Rapper Tedashii knows what it’s like to wrestle with grief.
In 2013, he and his wife lost their one-year-old son. On his latest album, Never Fold, Tedashii is transparent about his own personal struggles, grief and fears, but there is a common thread throughout the songs: hope.
Though there are heavy themes on the album, resiliency, hope and perseverance shine through almost every track.
We recently spoke with Tedashii about the album, what it’s like being so vulnerable as an artist and what he learned from reading the writings of David.
There seems to be these themes that run through the album: This idea of resiliency and hope for something better even in the midst of difficulty. Even the album title is a call to resiliency. Why did you want to make an album around those themes?
It was super intentional for me to put the idea of perseverance and hope in there so overarching. We do not grieve like people without hope. We have hope. Scripture says so.
Perseverance is the real key moment just for where I was and still am, and so it blew my mind when I started having conversations with people who would share their struggles, their burdens, their losses, their grief, and hear them express their desire to persevere.
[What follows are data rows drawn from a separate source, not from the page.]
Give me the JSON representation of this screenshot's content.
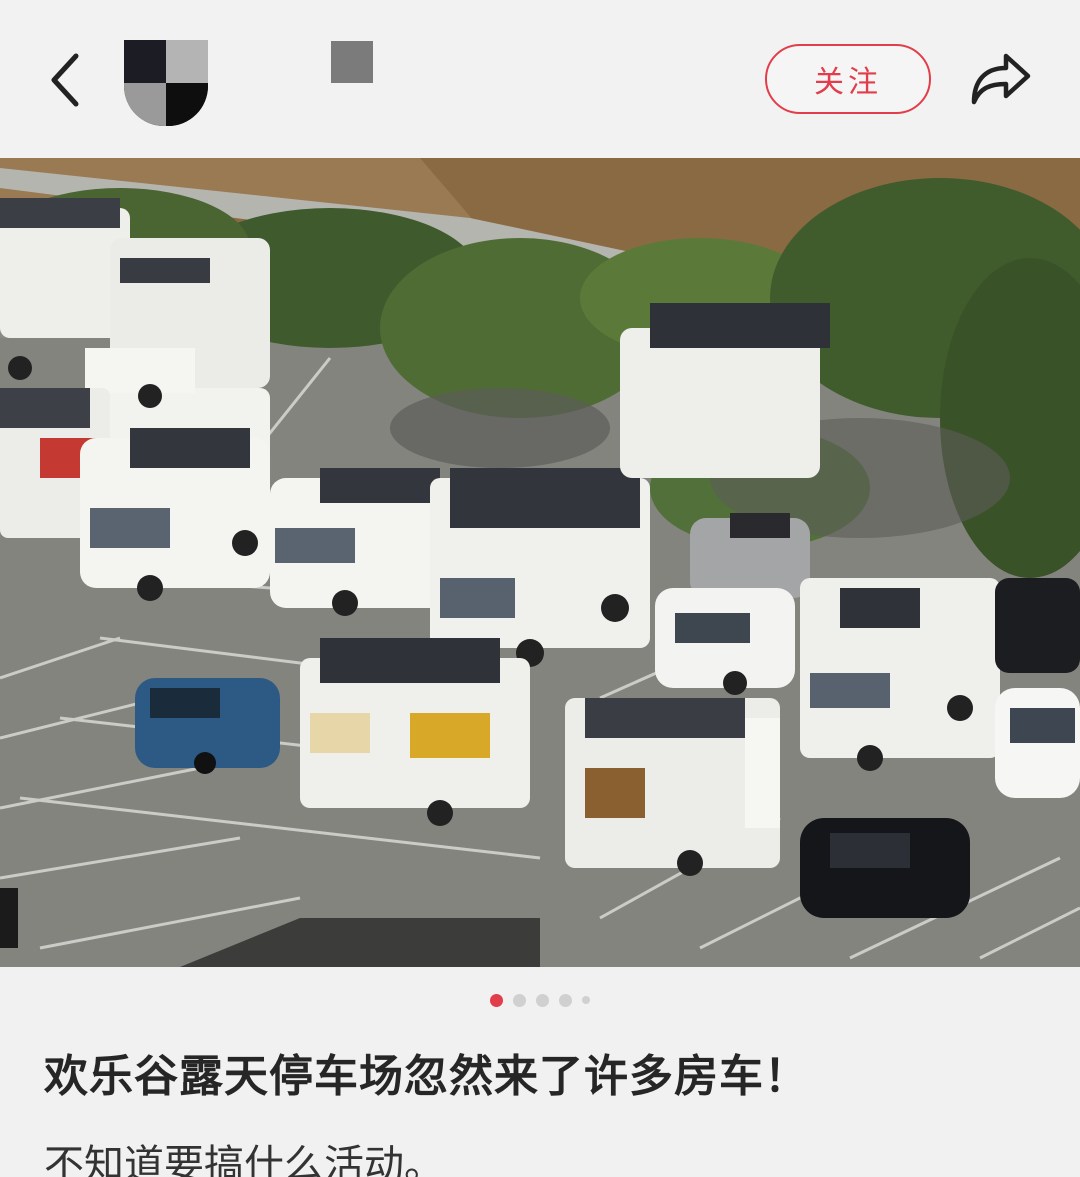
{
  "header": {
    "follow_label": "关注",
    "back_icon": "chevron-left-icon",
    "share_icon": "share-arrow-icon",
    "accent_color": "#e23d4a"
  },
  "carousel": {
    "image_alt": "parking-lot-photo",
    "page_count": 5,
    "active_index": 0
  },
  "post": {
    "title": "欢乐谷露天停车场忽然来了许多房车！",
    "body": "不知道要搞什么活动。"
  }
}
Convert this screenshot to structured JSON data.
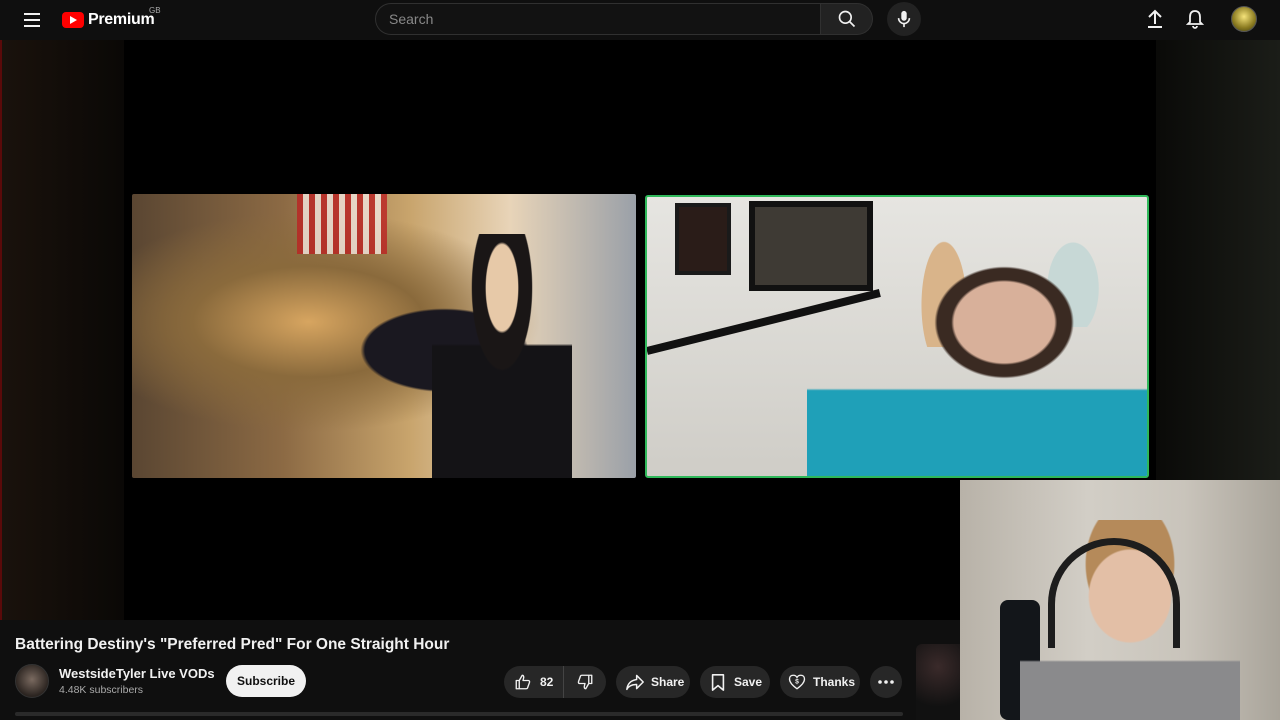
{
  "header": {
    "logo_text": "Premium",
    "region_code": "GB",
    "search_placeholder": "Search"
  },
  "video": {
    "title": "Battering Destiny's \"Preferred Pred\" For One Straight Hour",
    "channel": {
      "name": "WestsideTyler Live VODs",
      "subscribers": "4.48K subscribers"
    },
    "subscribe_label": "Subscribe",
    "actions": {
      "like_count": "82",
      "share_label": "Share",
      "save_label": "Save",
      "thanks_label": "Thanks"
    }
  },
  "colors": {
    "background": "#0f0f0f",
    "brand_red": "#ff0000",
    "active_speaker_border": "#2fb85a",
    "pill_bg": "#272727"
  },
  "icons": [
    "menu-icon",
    "youtube-logo-icon",
    "search-icon",
    "mic-icon",
    "upload-icon",
    "bell-icon",
    "like-icon",
    "dislike-icon",
    "share-icon",
    "save-icon",
    "thanks-icon",
    "more-icon"
  ]
}
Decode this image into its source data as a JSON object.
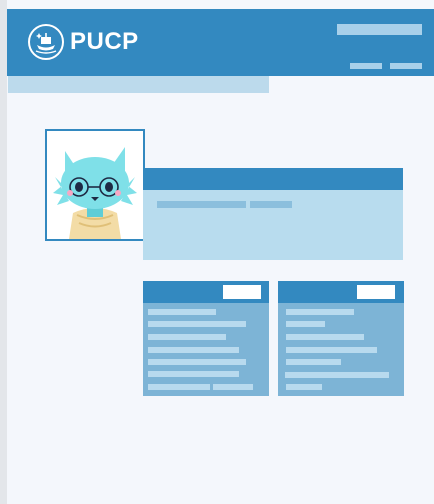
{
  "header": {
    "logo_text": "PUCP",
    "logo_icon": "ship-icon"
  },
  "colors": {
    "brand": "#3389c0",
    "panel": "#b8dcee",
    "card": "#7db4d6",
    "background": "#f4f7fc"
  }
}
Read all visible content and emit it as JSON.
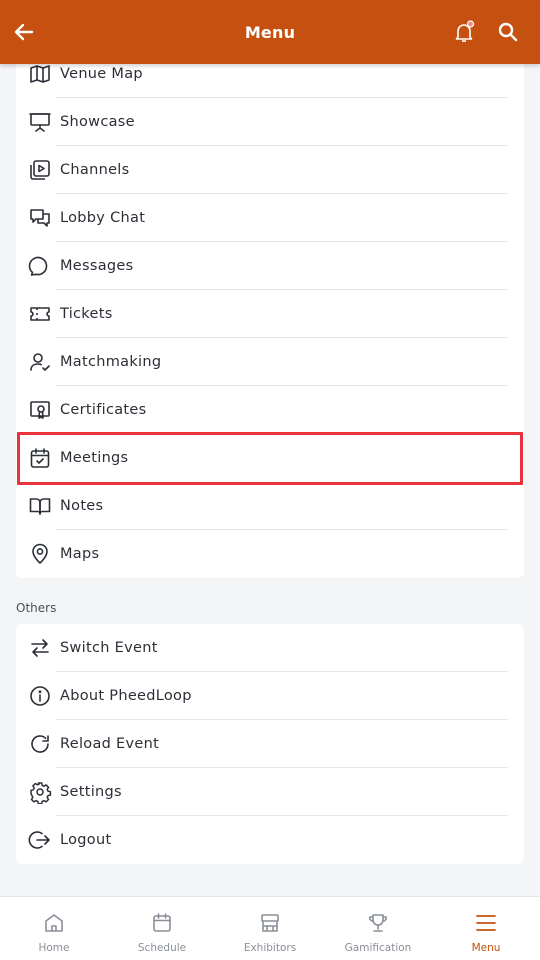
{
  "header": {
    "title": "Menu",
    "back_icon": "arrow-left-icon",
    "bell_icon": "bell-icon",
    "search_icon": "search-icon",
    "accent": "#c5500f",
    "notification_dot": "#f28b82"
  },
  "main_menu": {
    "items": [
      {
        "label": "Venue Map",
        "icon": "map-icon"
      },
      {
        "label": "Showcase",
        "icon": "presentation-icon"
      },
      {
        "label": "Channels",
        "icon": "video-library-icon"
      },
      {
        "label": "Lobby Chat",
        "icon": "chat-bubbles-icon"
      },
      {
        "label": "Messages",
        "icon": "message-circle-icon"
      },
      {
        "label": "Tickets",
        "icon": "ticket-icon"
      },
      {
        "label": "Matchmaking",
        "icon": "user-check-icon"
      },
      {
        "label": "Certificates",
        "icon": "certificate-icon"
      },
      {
        "label": "Meetings",
        "icon": "calendar-check-icon"
      },
      {
        "label": "Notes",
        "icon": "book-open-icon"
      },
      {
        "label": "Maps",
        "icon": "map-pin-icon"
      }
    ]
  },
  "others": {
    "title": "Others",
    "items": [
      {
        "label": "Switch Event",
        "icon": "switch-arrows-icon"
      },
      {
        "label": "About PheedLoop",
        "icon": "info-icon"
      },
      {
        "label": "Reload Event",
        "icon": "reload-icon"
      },
      {
        "label": "Settings",
        "icon": "gear-icon"
      },
      {
        "label": "Logout",
        "icon": "logout-icon"
      }
    ]
  },
  "tabbar": {
    "tabs": [
      {
        "label": "Home",
        "icon": "home-icon"
      },
      {
        "label": "Schedule",
        "icon": "calendar-icon"
      },
      {
        "label": "Exhibitors",
        "icon": "booth-icon"
      },
      {
        "label": "Gamification",
        "icon": "trophy-icon"
      },
      {
        "label": "Menu",
        "icon": "hamburger-menu-icon",
        "active": true
      }
    ]
  },
  "highlight_color": "#e8333a"
}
Was there any kind of hesitancy about being that vulnerable?
No. I think, if anything, I was just hoping God would do the work. I’m hoping it would be like “Oh, he was vulnerable. I guess I could be vulnerable too.”
I’ve learned, in just being around other older people who are in the faith, they’re like, “Man, Godliness begets Godliness.” If you’re hiding things and living with secrets and in darkness, then that will foster a certain type of atmosphere because other people will be inclined to do the same, because no one is really diving deep.
I’m super open. I’ll dive deep with them. And I will fight to make sure that I’m fully known, and I do that not because I’m afraid that God might be against me at some moment, but I do it really because in that moment—when I’m fully known—then you can really help the real me.
That’s what I learned: That in this moment, I’m going to give everything I have and open myself up so that I could help someone in a real place, not just in a formulaic we-all-mess-up way, but in a specific no I wanted to quit my marriage, I wanted to run out on what I had with the label, I wanted to give up on everything type of transparency.
If you were approached by a fan who is a Christian but is going through something really difficult that is challenging their faith, what would your advice be to them?
The first thing I would say to anybody is, your pain is real regardless of what other people call it. I would not do you the disservice of belittling that.
We all know that pain is a part of life. We see it in scripture. We see it with the Savior. We see it in our own everyday world, but the one thing I never want to do is overlook that.
So, I would hope to affirm people in what they’re going through and try to do what I think Job’s friend should of done, what I think Jesus wanted the disciples to do and that was in a real way just be present. Often times, we fall asleep on people, and then when we wake up to the panic and the disruption, we try to correct it instead of just being with people.
I would want to affirm it, and then I would want to encourage people to fight to hold onto the very things that we say is true and real—fight to hold onto the real realities of who God says He is and what God has always been to you. Because hardship, trials, tribulation, pain — they come and they challenge that.
If you are not prepared to face that challenge, you’ll find yourself being swept under the current of everything you feel.
It’s so interesting because when you look at Psalms, you see David wrestling with different kinds of grief. And he’s really honest.
Yeah. that was one of the motivations for me, looking at David’s life and just going, “There is a real God connection with somebody who can just sit in their own mistakes, and sit in the weight of those or sit in the pain of actual persecution and just kind of go, ‘I’m still going to go to God.’”
I have like four super close friends in life: one of them is my spiritual father, my wife and then there are certain family members that I know I can turn to go to lean on. However, David is the example that in these moments, the one you really need to turn to is God. And I don’t know if people have trusted Him that much. I don’t know if we have believed Him that much, that when He says, ‘Come to me, my yoke is easy my burden is light’ it’s attributed to this idea of just getting saved, but that looks like getting in a relationship.
Coming to Him is relationship-building, but its yoke is what you’re going to carry forever. The load is going to be there. You’re going to have to carry it, but He makes it so much easier than if you tried to it on your own in your own strength.
So there’s this turning to Him, this depending on Him that you would do with someone here physically that you can do with God. And then just watch Him through the actions of others, through the power of the Holy Spirit, and just through your own understanding of what you learned …
I learned quickly, “Oh, David was smart.” He kept running to God. He kept depending on God the way that we tend to want to just depend on people.
This conversation has been edited for length and clarity.